Felipe Nasr fears Sauber's lack of simulator access could prove costly when Formula 1's new clutch-start rules come into force from the Belgian Grand Prix

Sauber's lack of F1 simulator could hurt with new starts, says Nasr

Nasr and team-mate Marcus Ericsson are already hindered by the fact the Swiss-based outfit is the only F1 team not to enjoy some running in a simulator.

But with clutch starts due to fall into the hands of the drivers from Spa onwards, with little technical interference from the pitwall, Nasr believes he and Ericsson will be on the backfoot compared to their rivals.

"The lack of simulator is a down factor, for sure, and the team is aware of that, which is why we're trying to think about something next year," said Nasr, speaking to AUTOSPORT.

"It can only be positive for a driver to set his mind for a weekend, to prepare his techniques, racing lines, braking lines.

"There is a lot you can practice before a race weekend on the simulator, so it obviously takes a bit longer to learn a new track.

"We've tried different ways, such as visualisation stuff, watching videos to try to replicate things in your mind, and as long as we have free practice it doesn't harm us too much.

"But I still feel a simulator is the best way to compensate for lost track time, and now we have these new rules from Spa with the clutch, which is something else you could try on the simulator.

"We've already tried some procedures in Hungary as we had to build up some references.

"It's going to be difficult to have the perfect start without all the information from behind, but then it will be the same for everybody.

"All we are looking for is consistency; it doesn't need to be the best. It's easier to get it wrong than to get it perfect, so as long as we have a standard, that's good.

"But at a time like this I would love to have a simulator, to try these things."

New technical director Mark Smith, who joined Sauber last month, has confirmed the team will likely strike an arrangement in the near future for the use of a simulator.

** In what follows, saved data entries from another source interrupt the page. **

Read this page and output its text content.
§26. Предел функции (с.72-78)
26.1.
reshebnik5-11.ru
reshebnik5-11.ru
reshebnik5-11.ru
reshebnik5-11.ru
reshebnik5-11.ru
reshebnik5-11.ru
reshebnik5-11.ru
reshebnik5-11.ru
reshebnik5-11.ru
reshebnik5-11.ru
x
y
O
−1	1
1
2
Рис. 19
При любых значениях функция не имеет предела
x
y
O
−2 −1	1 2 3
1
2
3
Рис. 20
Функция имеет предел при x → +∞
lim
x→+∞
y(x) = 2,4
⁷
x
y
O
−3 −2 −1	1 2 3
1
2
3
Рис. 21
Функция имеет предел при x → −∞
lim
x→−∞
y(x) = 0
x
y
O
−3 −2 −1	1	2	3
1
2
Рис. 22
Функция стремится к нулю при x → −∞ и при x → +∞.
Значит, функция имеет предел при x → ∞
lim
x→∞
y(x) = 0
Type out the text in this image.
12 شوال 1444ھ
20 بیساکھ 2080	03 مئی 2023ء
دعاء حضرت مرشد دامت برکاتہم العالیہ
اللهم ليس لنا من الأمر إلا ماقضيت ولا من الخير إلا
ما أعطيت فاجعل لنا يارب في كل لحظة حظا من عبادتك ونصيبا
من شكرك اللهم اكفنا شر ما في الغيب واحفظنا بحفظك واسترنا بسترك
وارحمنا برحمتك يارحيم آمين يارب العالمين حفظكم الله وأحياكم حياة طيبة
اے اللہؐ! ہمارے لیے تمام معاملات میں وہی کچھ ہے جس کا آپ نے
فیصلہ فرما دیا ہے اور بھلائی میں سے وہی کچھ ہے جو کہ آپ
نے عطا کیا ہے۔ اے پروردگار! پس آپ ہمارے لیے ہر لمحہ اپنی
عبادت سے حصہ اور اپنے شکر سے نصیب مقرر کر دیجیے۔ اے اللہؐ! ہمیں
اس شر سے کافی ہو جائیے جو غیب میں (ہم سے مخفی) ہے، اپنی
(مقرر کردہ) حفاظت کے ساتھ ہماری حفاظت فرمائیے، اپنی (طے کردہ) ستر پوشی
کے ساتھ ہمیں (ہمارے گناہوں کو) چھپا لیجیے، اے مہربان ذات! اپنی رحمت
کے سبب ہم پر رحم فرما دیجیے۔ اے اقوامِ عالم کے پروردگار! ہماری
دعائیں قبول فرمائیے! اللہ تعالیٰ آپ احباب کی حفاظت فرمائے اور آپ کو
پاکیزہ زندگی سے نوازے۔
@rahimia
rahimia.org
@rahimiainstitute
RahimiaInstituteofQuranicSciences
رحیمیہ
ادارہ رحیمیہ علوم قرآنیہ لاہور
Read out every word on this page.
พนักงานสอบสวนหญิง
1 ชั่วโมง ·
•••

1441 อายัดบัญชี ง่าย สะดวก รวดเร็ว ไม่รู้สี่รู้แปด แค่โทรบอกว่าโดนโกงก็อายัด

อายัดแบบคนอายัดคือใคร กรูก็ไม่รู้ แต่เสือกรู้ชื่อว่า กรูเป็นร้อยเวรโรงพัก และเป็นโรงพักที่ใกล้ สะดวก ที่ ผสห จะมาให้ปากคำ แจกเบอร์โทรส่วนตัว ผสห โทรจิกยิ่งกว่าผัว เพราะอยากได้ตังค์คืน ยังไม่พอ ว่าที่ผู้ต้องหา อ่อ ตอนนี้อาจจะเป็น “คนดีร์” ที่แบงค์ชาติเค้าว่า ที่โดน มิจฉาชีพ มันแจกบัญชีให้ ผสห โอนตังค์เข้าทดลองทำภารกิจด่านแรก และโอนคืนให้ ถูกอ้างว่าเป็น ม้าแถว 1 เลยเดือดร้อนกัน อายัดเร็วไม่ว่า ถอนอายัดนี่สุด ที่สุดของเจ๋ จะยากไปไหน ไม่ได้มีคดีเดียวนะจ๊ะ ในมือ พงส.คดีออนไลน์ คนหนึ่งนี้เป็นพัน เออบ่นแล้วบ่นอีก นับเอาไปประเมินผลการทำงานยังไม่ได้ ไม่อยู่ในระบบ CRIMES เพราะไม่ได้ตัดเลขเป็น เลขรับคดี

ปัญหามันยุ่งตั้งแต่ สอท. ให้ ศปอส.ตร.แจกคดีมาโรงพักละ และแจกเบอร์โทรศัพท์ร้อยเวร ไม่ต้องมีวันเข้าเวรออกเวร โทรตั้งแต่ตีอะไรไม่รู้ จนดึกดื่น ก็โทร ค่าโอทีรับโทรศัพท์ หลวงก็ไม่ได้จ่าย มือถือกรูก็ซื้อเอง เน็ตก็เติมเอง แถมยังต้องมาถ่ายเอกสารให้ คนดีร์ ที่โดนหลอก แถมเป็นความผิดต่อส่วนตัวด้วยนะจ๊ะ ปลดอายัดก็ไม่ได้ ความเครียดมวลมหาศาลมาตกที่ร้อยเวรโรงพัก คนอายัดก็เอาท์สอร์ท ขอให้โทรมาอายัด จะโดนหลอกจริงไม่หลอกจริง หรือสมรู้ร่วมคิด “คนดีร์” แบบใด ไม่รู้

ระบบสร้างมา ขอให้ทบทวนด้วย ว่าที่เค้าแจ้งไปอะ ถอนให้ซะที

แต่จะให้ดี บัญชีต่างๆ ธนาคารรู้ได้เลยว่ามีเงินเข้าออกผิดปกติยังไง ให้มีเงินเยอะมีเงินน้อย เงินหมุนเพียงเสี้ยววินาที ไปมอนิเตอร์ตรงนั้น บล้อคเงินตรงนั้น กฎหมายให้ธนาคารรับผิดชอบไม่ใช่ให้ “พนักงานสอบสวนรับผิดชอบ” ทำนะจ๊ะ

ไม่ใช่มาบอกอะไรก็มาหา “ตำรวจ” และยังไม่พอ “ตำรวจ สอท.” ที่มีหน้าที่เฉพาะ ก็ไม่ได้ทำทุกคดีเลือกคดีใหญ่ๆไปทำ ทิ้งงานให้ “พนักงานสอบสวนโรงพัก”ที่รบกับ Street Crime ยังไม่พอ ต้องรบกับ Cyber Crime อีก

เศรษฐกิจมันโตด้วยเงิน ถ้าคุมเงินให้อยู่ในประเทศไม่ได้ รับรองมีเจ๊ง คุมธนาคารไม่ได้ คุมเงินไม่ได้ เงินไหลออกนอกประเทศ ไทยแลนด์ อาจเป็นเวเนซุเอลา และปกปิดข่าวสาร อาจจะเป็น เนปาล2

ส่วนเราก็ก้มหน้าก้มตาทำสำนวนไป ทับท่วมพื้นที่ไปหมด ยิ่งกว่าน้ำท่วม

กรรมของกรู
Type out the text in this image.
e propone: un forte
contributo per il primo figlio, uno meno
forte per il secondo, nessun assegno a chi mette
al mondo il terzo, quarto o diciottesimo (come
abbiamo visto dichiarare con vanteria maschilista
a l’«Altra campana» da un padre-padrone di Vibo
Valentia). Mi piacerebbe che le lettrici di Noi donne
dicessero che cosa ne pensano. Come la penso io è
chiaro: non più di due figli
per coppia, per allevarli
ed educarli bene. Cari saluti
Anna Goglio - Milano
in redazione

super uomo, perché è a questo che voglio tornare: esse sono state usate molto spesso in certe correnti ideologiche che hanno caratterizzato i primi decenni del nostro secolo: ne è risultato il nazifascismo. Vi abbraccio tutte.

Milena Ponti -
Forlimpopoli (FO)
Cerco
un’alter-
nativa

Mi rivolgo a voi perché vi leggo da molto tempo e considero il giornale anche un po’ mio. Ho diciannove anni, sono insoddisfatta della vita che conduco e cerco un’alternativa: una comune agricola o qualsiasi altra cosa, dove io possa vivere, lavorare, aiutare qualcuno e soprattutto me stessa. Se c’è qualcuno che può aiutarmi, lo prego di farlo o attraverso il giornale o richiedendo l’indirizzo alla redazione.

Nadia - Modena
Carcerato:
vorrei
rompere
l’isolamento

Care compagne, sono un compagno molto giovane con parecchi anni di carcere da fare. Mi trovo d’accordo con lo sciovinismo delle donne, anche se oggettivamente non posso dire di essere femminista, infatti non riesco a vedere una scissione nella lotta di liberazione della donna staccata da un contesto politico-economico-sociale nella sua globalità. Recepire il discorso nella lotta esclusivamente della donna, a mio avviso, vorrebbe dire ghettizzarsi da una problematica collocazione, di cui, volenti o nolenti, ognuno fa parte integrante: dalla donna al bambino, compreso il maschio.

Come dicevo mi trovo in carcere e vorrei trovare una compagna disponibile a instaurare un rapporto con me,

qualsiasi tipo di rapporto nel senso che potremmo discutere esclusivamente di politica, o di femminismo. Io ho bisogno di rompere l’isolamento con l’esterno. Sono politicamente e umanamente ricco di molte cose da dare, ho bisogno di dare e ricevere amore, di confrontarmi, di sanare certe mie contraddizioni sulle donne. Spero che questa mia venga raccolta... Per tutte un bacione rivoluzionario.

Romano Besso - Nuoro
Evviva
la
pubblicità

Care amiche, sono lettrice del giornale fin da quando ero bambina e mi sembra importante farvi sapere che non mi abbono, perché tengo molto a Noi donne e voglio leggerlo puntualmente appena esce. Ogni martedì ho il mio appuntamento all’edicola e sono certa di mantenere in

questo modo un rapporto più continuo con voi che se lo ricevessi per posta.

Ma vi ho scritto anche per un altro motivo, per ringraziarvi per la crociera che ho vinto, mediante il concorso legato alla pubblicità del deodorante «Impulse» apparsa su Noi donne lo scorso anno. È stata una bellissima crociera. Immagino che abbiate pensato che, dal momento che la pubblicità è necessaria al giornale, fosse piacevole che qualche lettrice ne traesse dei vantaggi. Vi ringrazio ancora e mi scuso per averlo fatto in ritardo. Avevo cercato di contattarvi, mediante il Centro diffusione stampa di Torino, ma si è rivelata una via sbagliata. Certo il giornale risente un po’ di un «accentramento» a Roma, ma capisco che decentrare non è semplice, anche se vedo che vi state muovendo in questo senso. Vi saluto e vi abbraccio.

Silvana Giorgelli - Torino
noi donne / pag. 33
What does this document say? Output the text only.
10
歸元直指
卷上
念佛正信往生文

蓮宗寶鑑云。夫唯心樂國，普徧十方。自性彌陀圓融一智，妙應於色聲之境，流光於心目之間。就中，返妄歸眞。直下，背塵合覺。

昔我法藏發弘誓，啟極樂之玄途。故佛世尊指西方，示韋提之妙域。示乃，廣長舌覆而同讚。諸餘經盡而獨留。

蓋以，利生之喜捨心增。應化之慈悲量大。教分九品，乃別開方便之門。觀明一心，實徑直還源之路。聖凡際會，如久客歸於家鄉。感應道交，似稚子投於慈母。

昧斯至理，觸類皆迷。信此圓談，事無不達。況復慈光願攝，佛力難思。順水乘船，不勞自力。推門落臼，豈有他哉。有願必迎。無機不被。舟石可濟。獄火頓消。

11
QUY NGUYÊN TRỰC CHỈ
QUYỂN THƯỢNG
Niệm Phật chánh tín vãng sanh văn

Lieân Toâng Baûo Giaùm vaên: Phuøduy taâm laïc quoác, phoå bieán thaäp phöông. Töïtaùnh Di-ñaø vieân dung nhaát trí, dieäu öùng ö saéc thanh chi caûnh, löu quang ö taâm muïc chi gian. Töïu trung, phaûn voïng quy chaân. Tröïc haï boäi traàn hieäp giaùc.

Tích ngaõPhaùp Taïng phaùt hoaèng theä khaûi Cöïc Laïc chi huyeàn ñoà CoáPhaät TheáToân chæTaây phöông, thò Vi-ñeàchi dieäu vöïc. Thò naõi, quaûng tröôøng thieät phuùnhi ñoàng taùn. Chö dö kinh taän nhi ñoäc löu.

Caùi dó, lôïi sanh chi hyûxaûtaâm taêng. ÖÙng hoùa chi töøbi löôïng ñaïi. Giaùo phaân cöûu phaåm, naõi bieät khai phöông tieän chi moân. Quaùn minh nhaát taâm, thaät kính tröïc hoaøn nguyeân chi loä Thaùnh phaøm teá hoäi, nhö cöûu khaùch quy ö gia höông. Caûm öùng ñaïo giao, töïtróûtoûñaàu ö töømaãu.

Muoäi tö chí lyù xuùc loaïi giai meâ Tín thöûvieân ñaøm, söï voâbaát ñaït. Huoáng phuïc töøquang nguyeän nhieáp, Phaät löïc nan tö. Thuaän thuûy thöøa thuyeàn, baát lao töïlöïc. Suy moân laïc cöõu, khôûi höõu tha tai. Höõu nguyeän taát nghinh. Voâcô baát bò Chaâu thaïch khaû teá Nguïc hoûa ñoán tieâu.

"A simulator would be on our wish list, but we have to be realistic about what's on that wish list," Smith told AUTOSPORT.

"So much of the design, development and analysis happens in the virtual world, and a driver-in-the-loop simulator is the ideal way of combining a lot of that virtual reality, and getting the driver to be an integral part of that.

"So yes, we'd like one, but in the interim period there are opportunities available to work on simulators, either with other teams or outside of F1."